PHP and Character Sets

I’ve been trying to get WordPress’s post-by-email feature to work with image attachments. After a couple days of hacking (1.5 days of groping around in the dark, and half a day of hacking), I have mostly succeeded. 

Please hold your applause.

The catch is, it isn’t handling text in Japanese, posted from a Japanese cell phone. A minor inconvenience, but it happens to be my current itch, and I’m scratching it.

Turns out that PHP and its support for character sets is even worse than advertised. Here are some links and notes for my own future reference:

iconv is the old standby, but it doesn’t help all that much. MBstring looks like it will help me figure out what the current encoding of the string is.

Wish me luck while I figure this out.

UPDATE: MBstring works like a charm. Japanese phones use SHIFT_JIS internally but the email servers they use encode in ISO-2022-jp. And here is a nice lucid explanation of the Japanese encoding systems in common use: iso-2022-jp, Shift-JIS, and EUC-JP — although be aware that it is quite old, 1996, and predates widespread acceptance of Unicode.

python, php, and xslt

I had the occasion over the last couple of days to do some work with python, php, and xslt.

Python, which I haven’t really touched for a couple years, comes back fairly quickly. especially on this little project, where I am looking at two different code bases, no documentation except for the code–it is pretty easy to see what the authors are trying to do here. not too hard to hack away and make some progress.

PHP, I am relatively new to–and I am instantly productive. What I am doing is not rocket science, but it sure is easy. In fact–I am doing XSLT with PHP. Yeah, I know that libxsl is under the hood, doing its magic and that I am benefitting from that. also, by being a late PHP adapter, the implementation of XSL is now a bit more mature and easier to use.

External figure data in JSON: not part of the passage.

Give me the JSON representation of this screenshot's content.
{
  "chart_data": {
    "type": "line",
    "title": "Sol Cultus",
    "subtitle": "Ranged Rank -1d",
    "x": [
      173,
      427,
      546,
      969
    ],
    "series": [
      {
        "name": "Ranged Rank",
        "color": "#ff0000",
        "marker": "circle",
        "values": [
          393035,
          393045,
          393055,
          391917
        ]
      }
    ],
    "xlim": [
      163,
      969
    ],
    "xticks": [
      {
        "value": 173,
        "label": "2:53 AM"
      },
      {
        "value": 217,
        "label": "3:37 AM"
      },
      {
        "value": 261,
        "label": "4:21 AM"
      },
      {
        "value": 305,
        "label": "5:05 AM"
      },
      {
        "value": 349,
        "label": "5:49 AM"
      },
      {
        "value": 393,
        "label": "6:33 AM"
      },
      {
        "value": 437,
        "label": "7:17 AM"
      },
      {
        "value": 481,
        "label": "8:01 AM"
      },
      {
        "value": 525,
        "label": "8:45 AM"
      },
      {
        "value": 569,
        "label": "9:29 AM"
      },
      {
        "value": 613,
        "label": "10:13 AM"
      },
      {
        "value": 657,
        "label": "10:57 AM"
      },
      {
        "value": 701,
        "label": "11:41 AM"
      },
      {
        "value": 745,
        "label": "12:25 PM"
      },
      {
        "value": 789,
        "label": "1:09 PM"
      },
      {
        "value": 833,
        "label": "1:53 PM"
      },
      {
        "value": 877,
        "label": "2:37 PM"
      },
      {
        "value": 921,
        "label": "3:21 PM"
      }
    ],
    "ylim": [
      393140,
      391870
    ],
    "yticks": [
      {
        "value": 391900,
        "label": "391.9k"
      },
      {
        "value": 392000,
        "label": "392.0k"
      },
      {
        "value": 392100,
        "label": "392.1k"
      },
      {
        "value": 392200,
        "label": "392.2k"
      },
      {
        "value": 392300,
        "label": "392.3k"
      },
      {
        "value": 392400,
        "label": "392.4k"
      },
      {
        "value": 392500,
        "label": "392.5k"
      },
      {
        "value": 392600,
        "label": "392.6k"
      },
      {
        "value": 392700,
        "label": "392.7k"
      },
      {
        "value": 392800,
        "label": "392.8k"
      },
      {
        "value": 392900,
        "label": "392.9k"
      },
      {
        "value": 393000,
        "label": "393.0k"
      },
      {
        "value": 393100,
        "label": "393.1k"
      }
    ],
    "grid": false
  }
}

But I’ve done fairly hefty XSL projects in python, Java, and Frontier, and the PHP implementation is so easy–it literally only took me about 5 minutes to get something working, and that includes the reading of the tutorial. Now I have a 40 line PHP file and a 5 line htaccess file, and with that I have a simple xml-data driven website.

Lastly–XSLT. It is funny how some technologies stay with you, and some don’t. XSL has stayed with me, and I was able to convert an HTML design mockup into a working xsl stylesheet in just a few hours tonight. Feels good, and it is fun–you can instantly see the results of your work.